Por Gabriel Otero.
Soy un tipo de gustos simples, alguien normal, un hombre de 58 años que escribe desde los 16 y percibe el mundo de otra forma, entre cóncava y convexa, sin duda, todos lo distinguimos de manera diferente, unos tienen una visión torcida como un cuerno dirigido a la luna o del lado contrario, acaso hacia el centro de la tierra.
La trayectoria sirve para guardarla en archiveros, no me interesa lo hecho hace 35 años sino lo que estoy por hacer en este momento. ¿Qué objeto tiene aferrarse al pasado? Eso mata al porvenir, lo seca, el asunto es reinventarse cuando sea necesario. A algunos les encanta que su cadáver sea exhibido en un sarcófago con la puerta abierta y por alguna estúpida nostalgia regresar donde comenzaron, vaya despropósito, no hay peor lugar para matar la creatividad.

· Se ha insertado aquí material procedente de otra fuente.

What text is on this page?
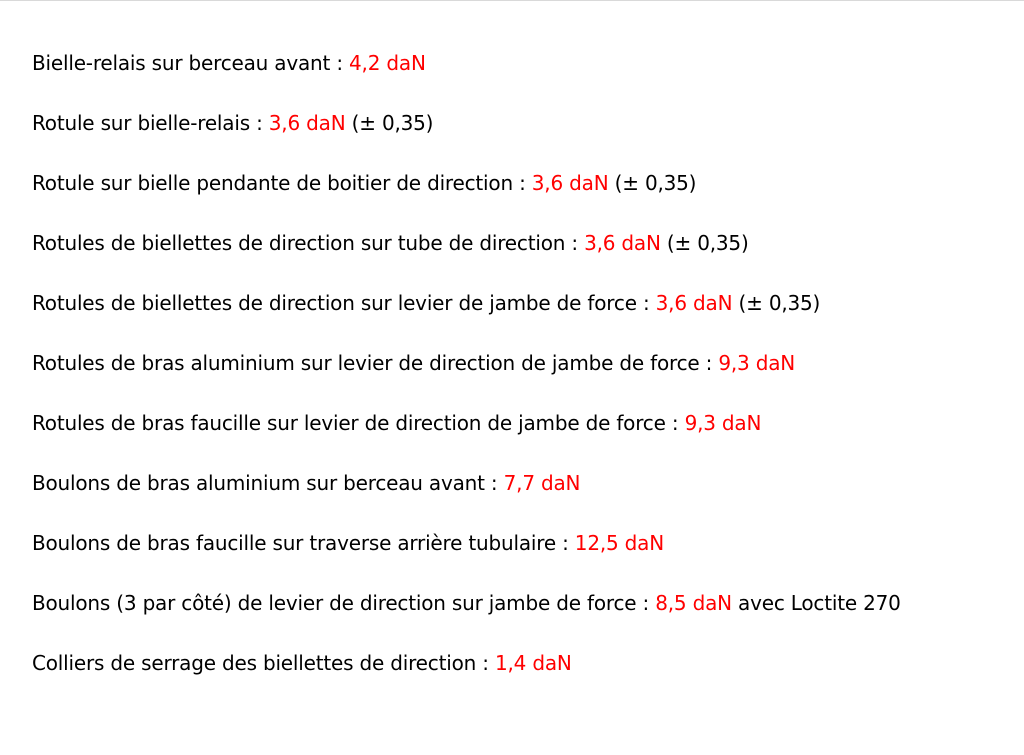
Bielle-relais sur berceau avant : 4,2 daN
Rotule sur bielle-relais : 3,6 daN (± 0,35)
Rotule sur bielle pendante de boitier de direction : 3,6 daN (± 0,35)
Rotules de biellettes de direction sur tube de direction : 3,6 daN (± 0,35)
Rotules de biellettes de direction sur levier de jambe de force : 3,6 daN (± 0,35)
Rotules de bras aluminium sur levier de direction de jambe de force : 9,3 daN
Rotules de bras faucille sur levier de direction de jambe de force : 9,3 daN
Boulons de bras aluminium sur berceau avant : 7,7 daN
Boulons de bras faucille sur traverse arrière tubulaire : 12,5 daN
Boulons (3 par côté) de levier de direction sur jambe de force : 8,5 daN avec Loctite 270
Colliers de serrage des biellettes de direction : 1,4 daN
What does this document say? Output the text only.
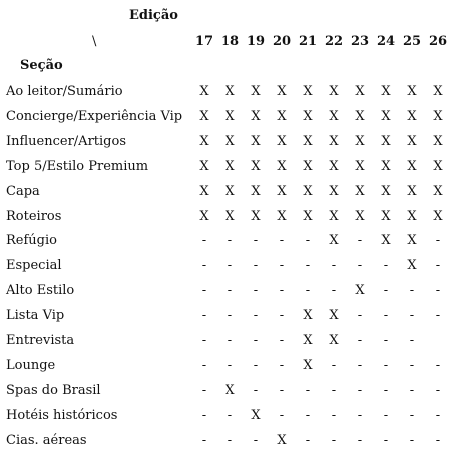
Edição
\
Seção
17 18 19 20 21 22 23 24 25 26
Ao leitor/Sumário	X	X	X	X	X	X	X	X	X	X
Concierge/Experiência Vip	X	X	X	X	X	X	X	X	X	X
Influencer/Artigos	X	X	X	X	X	X	X	X	X	X
Top 5/Estilo Premium	X	X	X	X	X	X	X	X	X	X
Capa	X	X	X	X	X	X	X	X	X	X
Roteiros	X	X	X	X	X	X	X	X	X	X
Refúgio	-	-	-	-	-	X	-	X	X	-
Especial	-	-	-	-	-	-	-	-	X	-
Alto Estilo	-	-	-	-	-	-	X	-	-	-
Lista Vip	-	-	-	-	X	X	-	-	-	-
Entrevista	-	-	-	-	X	X	-	-	-
Lounge	-	-	-	-	X	-	-	-	-	-
Spas do Brasil	-	X	-	-	-	-	-	-	-	-
Hotéis históricos	-	-	X	-	-	-	-	-	-	-
Cias. aéreas	-	-	-	X	-	-	-	-	-	-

No comprendo a la gente que se siente ungida por las musas por haber escrito un par de poemarios, breves como plaquettes o cuadernitos artesanales, decía David Escobar Galindo, que un libro debe literalmente sostenerse para considerarse como tal. Tenía razón, su paralelismo además de jocoso resultaba ilustrativo, se refería también al peso de la palabra, a su fuerza, a su capacidad de estar de pie.
El ego es peligroso, magnifica la proyección de uno mismo, siempre hay que desconfiar de los gazapos, las primeras versiones de un verso. Ahí ves a los jóvenes poetas de cuatro décadas en encuentros internacionales leyendo desde un celular, con voz de profeta, sudorosos y mal vestidos, sin personalidad propia, dándose aires de Arthur Rimbaud y Vicente Huidobro de haberle proporcionado frescura al lenguaje, lo peor es que todos suenan igual, es terrible cómo derrochan la palabra en textos larguísimos ¿escucharán lo que escriben? ¿o son simples enumeraciones y adjetivos? ¿y la música? Hasta el llamado verso libre necesita cadencia, ritmo y rigor.
El oficio se forja leyendo y reescribiendo, analizar lo que otros hicieron, estudiar técnica, estilística y preceptiva literaria, y no insuflarse por publicaciones sabatinas esporádicas, o por los aplausos de amigos que se ríen de nuestras bufonadas con pretensiones de performance.
Y cuando no se tiene nada que decir es mejor el silencio, quedarse callado en las profundidades de la soledad, y pensar en la paciencia de las estalactitas y estalagmitas para irrumpir el paisaje.
Y luego volver a escribir como alguien normal*.
*Texto para el Día Nacional de la Poesía en el Salvador.